Петров поднял Гульдена на руки, поцеловал его в острый черный нос.
На улицах бушевало бабье лето. Все астры да астры. Все хризантемы. Крепкие, как саксаул.
В кочегарке сидел Кочегар, ел хлеб с брынзой.
"А ведь мог бы из холодильника что-нибудь захватить. "Осетрину ломтиками" мог бы. "Ветчину в желе" мог бы, - подумал Петров.
– Эгоист я".
– Не терзайся, садись есть брынзу, - сказал Кочегар.

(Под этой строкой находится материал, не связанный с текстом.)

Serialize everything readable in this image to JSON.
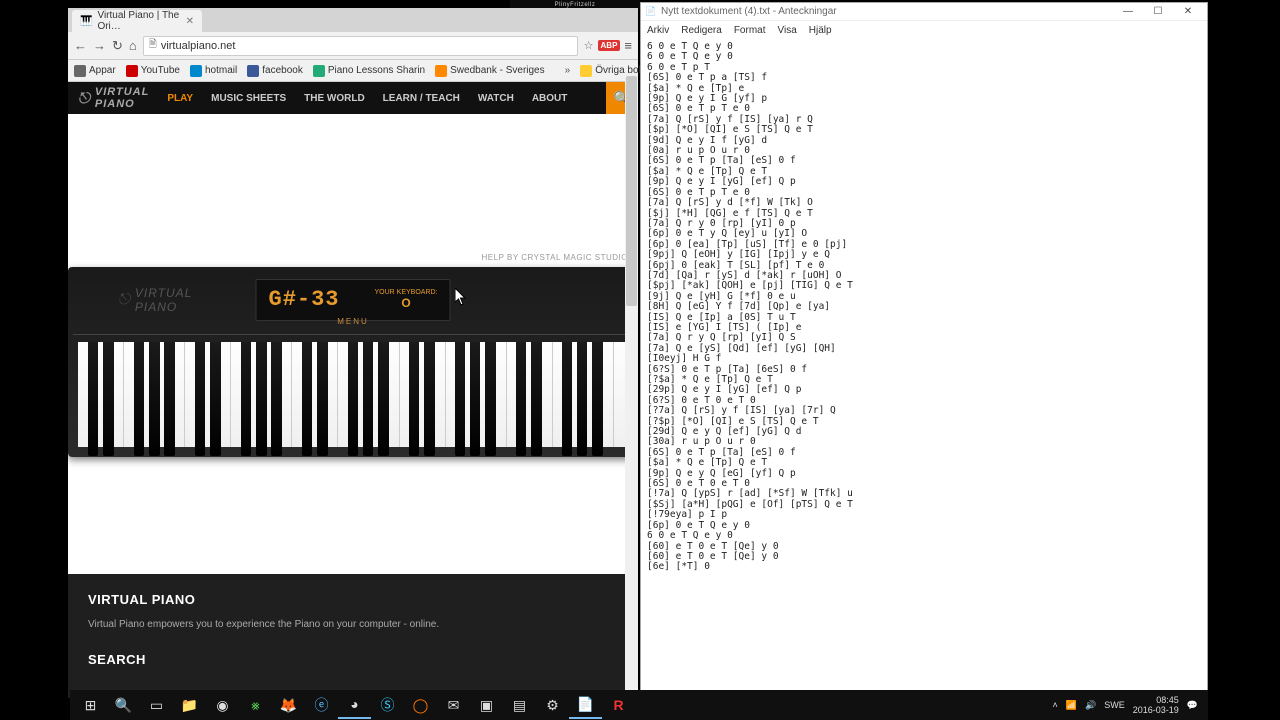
{
  "overlay": {
    "text": "PlinyFritzellz"
  },
  "browser": {
    "tab_title": "Virtual Piano | The Ori…",
    "url": "virtualpiano.net",
    "abp": "ABP",
    "bookmarks": [
      "Appar",
      "YouTube",
      "hotmail",
      "facebook",
      "Piano Lessons Sharin",
      "Swedbank - Sveriges",
      "Övriga bokmärken"
    ]
  },
  "site": {
    "logo_line1": "VIRTUAL",
    "logo_line2": "PIANO",
    "nav": [
      "PLAY",
      "MUSIC SHEETS",
      "THE WORLD",
      "LEARN / TEACH",
      "WATCH",
      "ABOUT"
    ]
  },
  "piano": {
    "credit": "HELP BY CRYSTAL MAGIC STUDIO",
    "current_note": "G#-33",
    "kb_label": "YOUR KEYBOARD:",
    "kb_key": "O",
    "menu_label": "MENU",
    "white_key_count": 36,
    "black_pattern": [
      1,
      1,
      0,
      1,
      1,
      1,
      0
    ]
  },
  "footer": {
    "heading1": "VIRTUAL PIANO",
    "text": "Virtual Piano empowers you to experience the Piano on your computer - online.",
    "heading2": "SEARCH"
  },
  "notepad": {
    "title": "Nytt textdokument (4).txt - Anteckningar",
    "menus": [
      "Arkiv",
      "Redigera",
      "Format",
      "Visa",
      "Hjälp"
    ],
    "content": "6 0 e T Q e y 0\n6 0 e T Q e y 0\n6 0 e T p T\n[6S] 0 e T p a [TS] f\n[$a] * Q e [Tp] e\n[9p] Q e y I G [yf] p\n[6S] 0 e T p T e 0\n[7a] Q [rS] y f [IS] [ya] r Q\n[$p] [*O] [QI] e S [TS] Q e T\n[9d] Q e y I f [yG] d\n[0a] r u p O u r 0\n[6S] 0 e T p [Ta] [eS] 0 f\n[$a] * Q e [Tp] Q e T\n[9p] Q e y I [yG] [ef] Q p\n[6S] 0 e T p T e 0\n[7a] Q [rS] y d [*f] W [Tk] O\n[$j] [*H] [QG] e f [TS] Q e T\n[7a] Q r y 0 [rp] [yI] 0 p\n[6p] 0 e T y Q [ey] u [yI] O\n[6p] 0 [ea] [Tp] [uS] [Tf] e 0 [pj]\n[9pj] Q [eOH] y [IG] [Ipj] y e Q\n[6pj] 0 [eak] T [SL] [pf] T e 0\n[7d] [Qa] r [yS] d [*ak] r [uOH] O\n[$pj] [*ak] [QOH] e [pj] [TIG] Q e T\n[9j] Q e [yH] G [*f] 0 e u\n[8H] Q [eG] Y f [7d] [Qp] e [ya]\n[IS] Q e [Ip] a [0S] T u T\n[IS] e [YG] I [TS] ( [Ip] e\n[7a] Q r y Q [rp] [yI] Q S\n[7a] Q e [yS] [Qd] [ef] [yG] [QH]\n[I0eyj] H G f\n[6?S] 0 e T p [Ta] [6eS] 0 f\n[?$a] * Q e [Tp] Q e T\n[29p] Q e y I [yG] [ef] Q p\n[6?S] 0 e T 0 e T 0\n[?7a] Q [rS] y f [IS] [ya] [7r] Q\n[?$p] [*O] [QI] e S [TS] Q e T\n[29d] Q e y Q [ef] [yG] Q d\n[30a] r u p O u r 0\n[6S] 0 e T p [Ta] [eS] 0 f\n[$a] * Q e [Tp] Q e T\n[9p] Q e y Q [eG] [yf] Q p\n[6S] 0 e T 0 e T 0\n[!7a] Q [ypS] r [ad] [*Sf] W [Tfk] u\n[$Sj] [a*H] [pQG] e [Of] [pTS] Q e T\n[!79eya] p I p\n[6p] 0 e T Q e y 0\n6 0 e T Q e y 0\n[60] e T 0 e T [Qe] y 0\n[60] e T 0 e T [Qe] y 0\n[6e] [*T] 0"
  },
  "taskbar": {
    "lang": "SWE",
    "time": "08:45",
    "date": "2016-03-19"
  }
}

– Эразм в Нагасаки. Открытку прислал.
На глазурованной, пахнущей карамелью открытке было написано по-печатному: "Уважаю. Эразм".
– Какое прекрасное бабье лето стоит. Говорят, на Охте вторично зацвела сирень.
– Петров рассказал Кочегару свой сон под названием "Лестница в конце войны".
– Я думал, он выживет. Надеялся.
– Болячек тебе не хватает, - сказал Кочегар.
– Есть такие деятели без болячек не чувствуют себя полноценными. Тебе, Петров, нужно литературу писать. Слушай меня: как мы говорим о кинокартине, даже о самой лучшей? Была - говорим. Как мы говорим о празднике? Был - говорим. Как мы говорим о любви, мы, седые мужчины неопределенного возраста? Была - говорим. Как мы говорим о книге? Есть - говорим. Литература, Петров, самая постоянная реальность из всех реальностей, - слово.
– Ты бы и писал, если ты такой на язык бойкий.
– Я не могу. Мне, понимаешь, некогда ждать, пока герой раскроется; я иду на взлом его души. Я взломщик. Джинн.
– Дай брынзы, - сказал Петров.
– Бог наградил тебя способностью к эмпатии, как детей, собак и психов... Кто это плачет?
– Рампа. В Станиславские по конкурсу не прошла.
В отделе, большой светлой комнате с тройными рамами, бывшей графской спальне, украшенной гроздьями алебастровых купидонов, никого, кроме Лидии Алексеевны Яркиной и аспиранта Кости Пучкова, не было. Соотдельцы, не ушедшие в отпуск, ждали в конференц-зале книжный ларек.
Лидия Алексеевна, вооруженная всеми своими голубыми каменьями, смотрела в окно. Что-то мучило ее. Петров знал, что у нее была схватка с администрацией.
Пахло прелью (именно так пахнут хризантемы) и гиацинтом - именно таким, но, разумеется, более сложным, поскольку из Франции, был запах духов Лидии Алексеевны.
Костя все еще читал рукопись Петрова и день ото дня становился все молчаливее, даже как будто злее. Прыщей на Костином лице поубавилось. Он говорил на этот счет:
– Я регулирую метаболизм дерзостью.
– Он и сейчас дерзил, вопрошая несколько в нос: - Лидия Алексеевна, дорогая, о чем это вы, голубушка, задумались?